Nach einem Schicksalsschlag hinterfragt Thomas Müller sein bisheriges Leben. Er beendet seine Karriere als IT-Unternehmer und verzichtet auf ein profitables Einkommen. Doch dafür erhält er etwas, was für ihn wirklich zählt.

Von Alina Fischer

Thomas Müller

Es scheint wie ein ganz normaler Tag. Er sitzt im Auto, denkt an den nächsten Geschäftstermin. Plötzlich ruft der Kunde an und sagt den geplanten Termin ab. Er kann seine Zeit jetzt irgendwie anderweitig verbringen. Zufällig sieht er eine Radiologiepraxis und erinnert sich: Seine Sekretärin hat ihn mehrmals ermuntert, sich durchchecken zu lassen.

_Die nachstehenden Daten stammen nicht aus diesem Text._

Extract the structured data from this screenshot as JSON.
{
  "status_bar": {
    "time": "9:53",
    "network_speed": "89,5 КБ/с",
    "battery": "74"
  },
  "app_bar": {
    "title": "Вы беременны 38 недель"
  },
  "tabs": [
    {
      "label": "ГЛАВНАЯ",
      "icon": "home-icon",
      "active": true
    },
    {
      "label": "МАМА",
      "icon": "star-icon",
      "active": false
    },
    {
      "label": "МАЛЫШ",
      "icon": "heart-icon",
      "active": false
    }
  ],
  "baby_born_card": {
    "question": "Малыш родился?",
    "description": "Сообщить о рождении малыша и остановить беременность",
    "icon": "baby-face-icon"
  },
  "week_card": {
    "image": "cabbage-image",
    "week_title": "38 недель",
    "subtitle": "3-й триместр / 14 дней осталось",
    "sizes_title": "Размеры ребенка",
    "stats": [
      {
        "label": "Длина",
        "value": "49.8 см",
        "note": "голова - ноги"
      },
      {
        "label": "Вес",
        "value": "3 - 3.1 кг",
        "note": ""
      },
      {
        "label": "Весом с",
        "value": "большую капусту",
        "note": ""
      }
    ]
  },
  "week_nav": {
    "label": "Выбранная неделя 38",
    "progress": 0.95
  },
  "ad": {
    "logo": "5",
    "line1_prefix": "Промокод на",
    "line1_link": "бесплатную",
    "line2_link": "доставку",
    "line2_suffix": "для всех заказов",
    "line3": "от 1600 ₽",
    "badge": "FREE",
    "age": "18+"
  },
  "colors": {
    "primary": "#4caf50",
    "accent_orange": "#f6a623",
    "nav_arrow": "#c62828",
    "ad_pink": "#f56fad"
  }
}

Sein Hals sei so dick. Nicht ahnend, dass dieser Gang lebensentscheidend wird, tritt er ein. Die Diagnose am gleichen Tag lautet: Schilddrüsenkrebs. Dafür ist noch nicht mal eine Biopsie nötig.

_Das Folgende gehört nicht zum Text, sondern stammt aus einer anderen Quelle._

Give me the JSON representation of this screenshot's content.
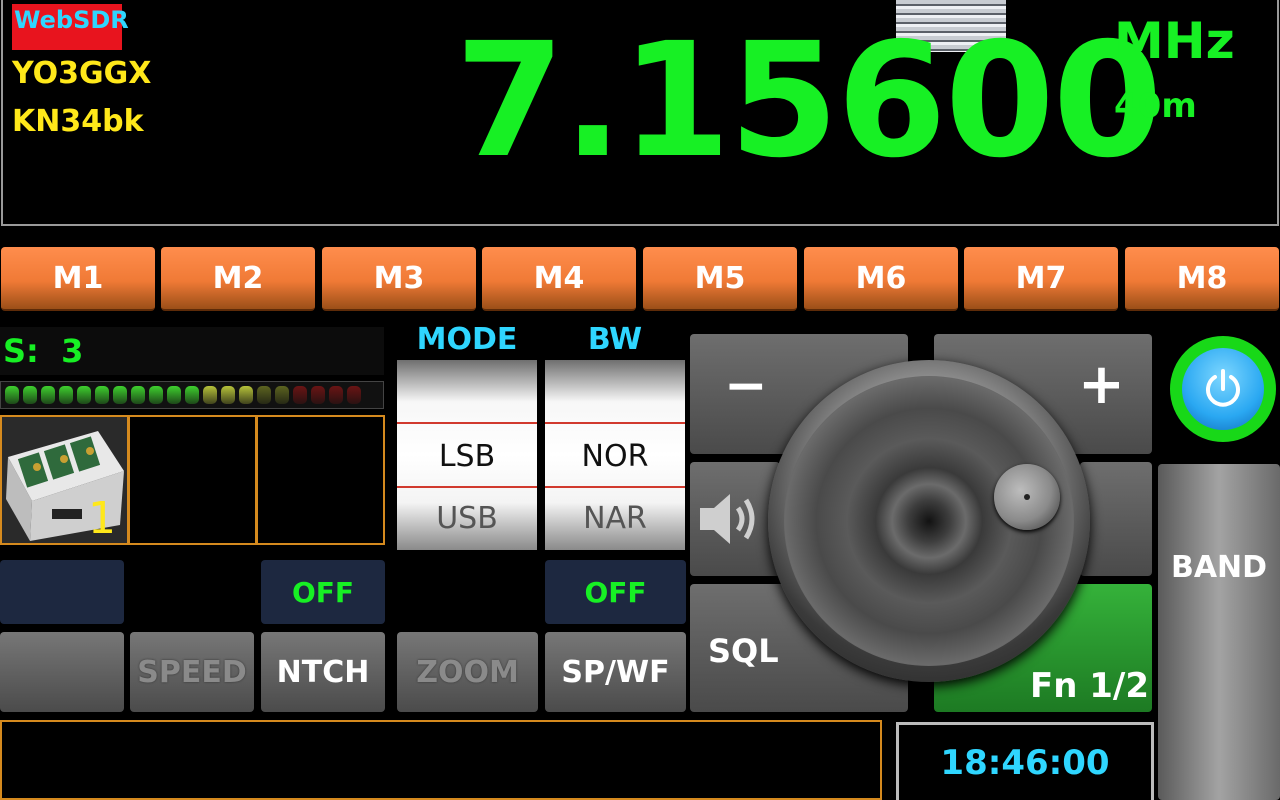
{
  "header": {
    "app_name": "WebSDR",
    "callsign": "YO3GGX",
    "locator": "KN34bk",
    "frequency": "7.15600",
    "unit": "MHz",
    "band": "40m"
  },
  "memories": [
    "M1",
    "M2",
    "M3",
    "M4",
    "M5",
    "M6",
    "M7",
    "M8"
  ],
  "smeter": {
    "label": "S:  3",
    "segments": 20,
    "lit": 14
  },
  "thumbnails": {
    "slot1_number": "1"
  },
  "mode": {
    "header": "MODE",
    "selected": "LSB",
    "next": "USB"
  },
  "bw": {
    "header": "BW",
    "selected": "NOR",
    "next": "NAR"
  },
  "toggles": {
    "ntch_state": "OFF",
    "spwf_state": "OFF"
  },
  "buttons": {
    "speed": "SPEED",
    "ntch": "NTCH",
    "zoom": "ZOOM",
    "spwf": "SP/WF",
    "minus": "−",
    "plus": "+",
    "sql": "SQL",
    "fn": "Fn 1/2",
    "band": "BAND"
  },
  "clock": "18:46:00",
  "colors": {
    "frequency": "#17f024",
    "accent_cyan": "#2fd6ff",
    "memory_orange": "#f07a36",
    "fn_green": "#2aa82f",
    "border_orange": "#d58a1e"
  }
}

„Das war für mich ein enormer Schock. Man fühlt sich mit 28 eigentlich unsterblich, als ob man Bäume ausreißen könnte“, sagt der heute 46-jährige Thomas Müller aus Dernbach, einem Ort in Rheinland-Pfalz. Dieser Schicksalsschlag wird dafür sorgen, dass er einen neuen Lebensweg einschlägt. Er wird seinen Job in der IT aufgeben, seinem ehemaligen Leben den Rücken kehren, eine Ausbildung in der Pflege machen und später ein neues IT-Unternehmen gründen. Diesmal unter ganz anderen Vorzeichen. Dazwischen aber liegt erstmal ein Jahr mit Arztgespräche und Untersuchungen.

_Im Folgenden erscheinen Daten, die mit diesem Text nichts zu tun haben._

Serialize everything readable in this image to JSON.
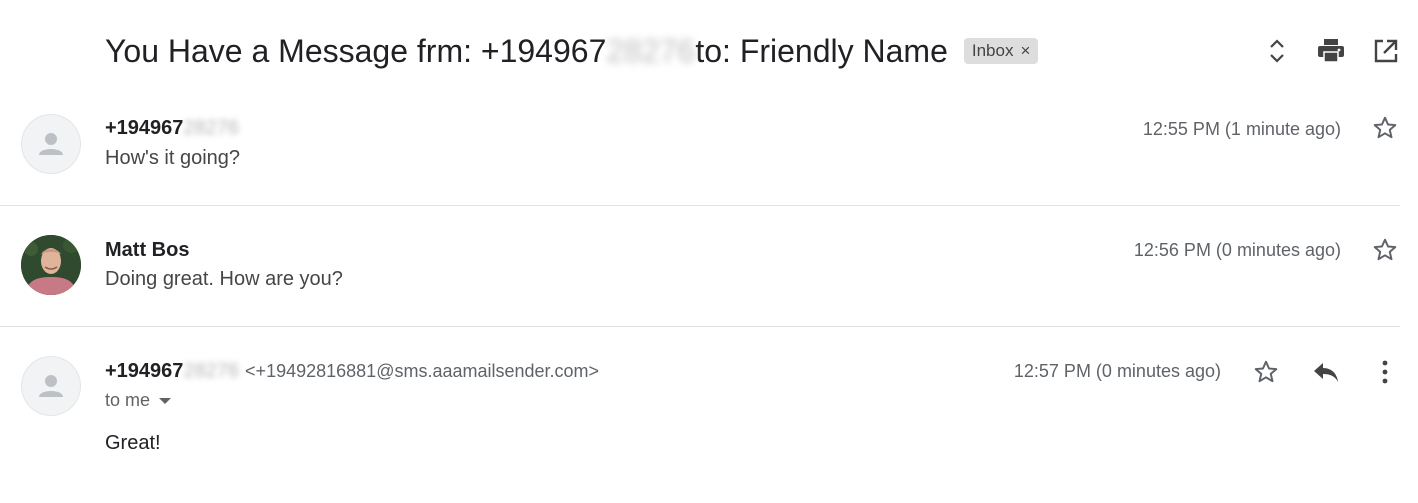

In dieser Zeit ist er immer faszinierter von seinen neuen Bezugspersonen, vor allem von den Pflegekräften. Egal wer im Krankenbett liegt – sie versuchen täglich, durch freundliche Worte und ein Lächeln ihre Patienten zumindest für einen kurzen Augenblick ihre Sorgen vergessen zu lassen. „Ich fühlte mich zum ersten Mal wirklich als Mensch wahrgenommen. Ich war weder der junge Mann, der erfolgreich war, noch der Geschäftsführer – sie sahen in mir den Menschen, der ich war. Das hat mich unfassbar beeindruckt“, erinnert sich Thomas Müller.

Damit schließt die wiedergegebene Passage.